Once we remove the requirement for consumers to go to the store in-person, getting products home is also easier from a delivery perspective. The cost of direct-to-home delivery is going down. Leveraging the large volume of orders that delivery companies are carrying from a variety of sellers provides access to smaller-volume sellers. While the delivery cost needs to be small-ish relative to the total cost of what you are ordering, this burden has been lessened given the huge volume of delivery vehicles on the road, which lowers the cost per delivery.

It is also easier to receive products now that many of us are working from home. Coordinating multiple deliveries is much easier if you are at home regardless, and most deliveries can simply be dropped without signature. There does remain some threat of theft, but that is mitigated by those spending more days working from home. Meat processors have the additional cold chain requirement, but there are refrigerated options available, and the speed of delivery – especially within local markets – makes it less difficult.

It is also worth noting that large grocery companies are downloading some costs onto their suppliers. It is already difficult enough for small processors to get on the shelves of major retailers. Additional costs may make it even less profitable and provide further impetus to invest in the infrastructure to sell directly to consumers.

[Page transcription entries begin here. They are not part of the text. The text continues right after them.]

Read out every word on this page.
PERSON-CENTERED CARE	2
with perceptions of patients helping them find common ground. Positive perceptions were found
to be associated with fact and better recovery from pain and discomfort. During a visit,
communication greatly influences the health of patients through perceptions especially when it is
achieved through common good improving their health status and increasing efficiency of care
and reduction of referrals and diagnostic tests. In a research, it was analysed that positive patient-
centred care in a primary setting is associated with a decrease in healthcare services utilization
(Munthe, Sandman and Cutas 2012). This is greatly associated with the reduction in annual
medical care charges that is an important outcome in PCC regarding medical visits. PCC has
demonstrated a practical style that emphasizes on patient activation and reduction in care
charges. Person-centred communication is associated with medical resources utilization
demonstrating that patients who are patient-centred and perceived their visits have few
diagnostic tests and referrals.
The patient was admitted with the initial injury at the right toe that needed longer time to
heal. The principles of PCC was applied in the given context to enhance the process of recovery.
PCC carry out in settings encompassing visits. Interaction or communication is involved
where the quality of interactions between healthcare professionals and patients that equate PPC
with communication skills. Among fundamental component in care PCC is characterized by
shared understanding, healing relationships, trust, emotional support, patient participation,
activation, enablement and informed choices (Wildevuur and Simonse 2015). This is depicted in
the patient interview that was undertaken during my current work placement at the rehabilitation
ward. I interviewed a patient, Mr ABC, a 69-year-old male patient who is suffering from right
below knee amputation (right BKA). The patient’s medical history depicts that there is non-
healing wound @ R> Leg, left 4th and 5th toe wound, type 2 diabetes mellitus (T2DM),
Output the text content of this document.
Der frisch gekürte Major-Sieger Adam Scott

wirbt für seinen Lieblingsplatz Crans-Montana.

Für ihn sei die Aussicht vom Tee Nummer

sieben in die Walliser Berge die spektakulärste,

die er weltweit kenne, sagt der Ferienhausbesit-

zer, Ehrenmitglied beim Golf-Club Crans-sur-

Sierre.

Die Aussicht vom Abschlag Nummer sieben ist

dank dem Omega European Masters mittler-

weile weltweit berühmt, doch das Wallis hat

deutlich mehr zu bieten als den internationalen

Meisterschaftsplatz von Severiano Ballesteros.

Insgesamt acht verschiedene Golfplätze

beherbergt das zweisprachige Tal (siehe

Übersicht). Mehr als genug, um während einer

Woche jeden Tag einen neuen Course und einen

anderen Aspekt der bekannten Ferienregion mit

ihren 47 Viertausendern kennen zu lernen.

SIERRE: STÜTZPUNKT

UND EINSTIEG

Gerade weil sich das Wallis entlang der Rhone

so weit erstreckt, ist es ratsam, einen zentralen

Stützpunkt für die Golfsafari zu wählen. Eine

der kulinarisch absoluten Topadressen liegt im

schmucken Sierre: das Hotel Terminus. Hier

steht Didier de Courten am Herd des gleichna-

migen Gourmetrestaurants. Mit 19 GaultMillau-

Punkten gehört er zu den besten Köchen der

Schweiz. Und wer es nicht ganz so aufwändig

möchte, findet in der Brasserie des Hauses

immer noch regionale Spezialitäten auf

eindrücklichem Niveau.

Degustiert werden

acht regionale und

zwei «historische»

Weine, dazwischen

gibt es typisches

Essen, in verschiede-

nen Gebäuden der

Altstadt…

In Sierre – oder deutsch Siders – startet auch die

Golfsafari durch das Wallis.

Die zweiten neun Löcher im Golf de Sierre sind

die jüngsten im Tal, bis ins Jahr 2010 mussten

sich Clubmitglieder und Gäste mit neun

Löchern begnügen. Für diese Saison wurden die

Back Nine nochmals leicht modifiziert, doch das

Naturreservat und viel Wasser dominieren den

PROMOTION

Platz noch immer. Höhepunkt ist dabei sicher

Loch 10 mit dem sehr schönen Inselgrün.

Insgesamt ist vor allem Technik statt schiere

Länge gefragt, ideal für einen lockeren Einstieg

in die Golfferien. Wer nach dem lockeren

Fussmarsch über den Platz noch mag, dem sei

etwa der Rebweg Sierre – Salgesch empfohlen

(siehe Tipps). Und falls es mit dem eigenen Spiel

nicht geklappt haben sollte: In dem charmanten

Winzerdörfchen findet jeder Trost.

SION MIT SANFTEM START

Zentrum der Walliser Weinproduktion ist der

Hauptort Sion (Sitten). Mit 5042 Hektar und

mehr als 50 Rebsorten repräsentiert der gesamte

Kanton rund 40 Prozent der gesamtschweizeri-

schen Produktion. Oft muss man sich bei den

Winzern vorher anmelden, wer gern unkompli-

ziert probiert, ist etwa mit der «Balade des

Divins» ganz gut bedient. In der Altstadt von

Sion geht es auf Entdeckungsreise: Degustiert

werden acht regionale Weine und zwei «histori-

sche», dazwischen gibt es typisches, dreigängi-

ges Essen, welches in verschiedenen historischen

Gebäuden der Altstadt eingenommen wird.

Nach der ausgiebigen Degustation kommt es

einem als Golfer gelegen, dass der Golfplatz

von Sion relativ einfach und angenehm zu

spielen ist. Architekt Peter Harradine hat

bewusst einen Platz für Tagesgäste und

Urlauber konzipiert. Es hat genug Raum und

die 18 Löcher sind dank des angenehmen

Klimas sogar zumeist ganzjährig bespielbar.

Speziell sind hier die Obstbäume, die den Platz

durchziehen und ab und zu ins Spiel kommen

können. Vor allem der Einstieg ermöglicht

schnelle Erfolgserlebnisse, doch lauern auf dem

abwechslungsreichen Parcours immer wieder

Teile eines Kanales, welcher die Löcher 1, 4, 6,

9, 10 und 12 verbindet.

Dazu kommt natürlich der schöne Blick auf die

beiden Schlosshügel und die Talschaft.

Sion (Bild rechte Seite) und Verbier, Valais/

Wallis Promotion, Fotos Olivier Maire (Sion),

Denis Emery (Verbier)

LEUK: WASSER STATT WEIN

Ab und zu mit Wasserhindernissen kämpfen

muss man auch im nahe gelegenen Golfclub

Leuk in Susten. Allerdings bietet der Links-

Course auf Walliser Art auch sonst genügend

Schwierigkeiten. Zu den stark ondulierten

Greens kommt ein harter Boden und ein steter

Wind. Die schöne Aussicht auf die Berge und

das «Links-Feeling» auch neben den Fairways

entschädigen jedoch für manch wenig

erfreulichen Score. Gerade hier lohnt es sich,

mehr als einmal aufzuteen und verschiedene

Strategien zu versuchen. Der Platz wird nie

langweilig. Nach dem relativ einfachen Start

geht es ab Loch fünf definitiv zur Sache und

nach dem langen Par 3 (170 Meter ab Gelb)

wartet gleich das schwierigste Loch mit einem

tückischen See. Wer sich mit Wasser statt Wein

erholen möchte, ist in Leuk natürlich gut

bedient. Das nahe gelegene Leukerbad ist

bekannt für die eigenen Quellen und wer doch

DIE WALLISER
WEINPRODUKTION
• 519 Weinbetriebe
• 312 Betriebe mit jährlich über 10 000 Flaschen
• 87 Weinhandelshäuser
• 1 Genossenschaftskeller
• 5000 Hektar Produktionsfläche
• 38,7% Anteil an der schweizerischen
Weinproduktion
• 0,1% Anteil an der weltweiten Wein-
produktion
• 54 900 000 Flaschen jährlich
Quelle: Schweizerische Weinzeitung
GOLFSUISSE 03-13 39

Challenges remain, but future is bright

‘Voila’ by Sobeys is a robust grocery delivery service currently offered in the Greater Toronto Area. Other services by national and regional retailers serve most major markets across Canada.

There are no doubt challenges associated with selling online and costs associated with both infrastructure and delivery. Companies require a new skill set to leverage the opportunity. There is some risk in making the investment in the case that the trend does not last beyond the pandemic. However, there is strong evidence to suggest the trend is here to stay. Sobeys’ investment in the ‘Voila’ system should provide some comfort to smaller processors in that regard.

Meat comes with some unique challenges beyond the obvious cold chain requirements. Customers are accustomed to selecting the size of package that they want. In some cases, particularly for specialty products, they are able to point to exactly the product they want. In the case of online orders, sizes and prices need to be standardized so that payment and shipping can be done expeditiously. There may be an opportunity to have customers provide a weight range and price per kilogram. The order would then be billed only when the specific product is picked and included in the order. These are unlikely to be significant issues for consumers and may require more of a shift to the mindset of sellers. 

There is a real opportunity for certain differentiated products to shorten the chain and deal directly with the end consumer. Small players will not compete on commodity products – shorter supply chains still have cost – but on specialty products, the opportunities are real. More and more companies are driving growth through this channel, and it is expected to become even more important as time goes on.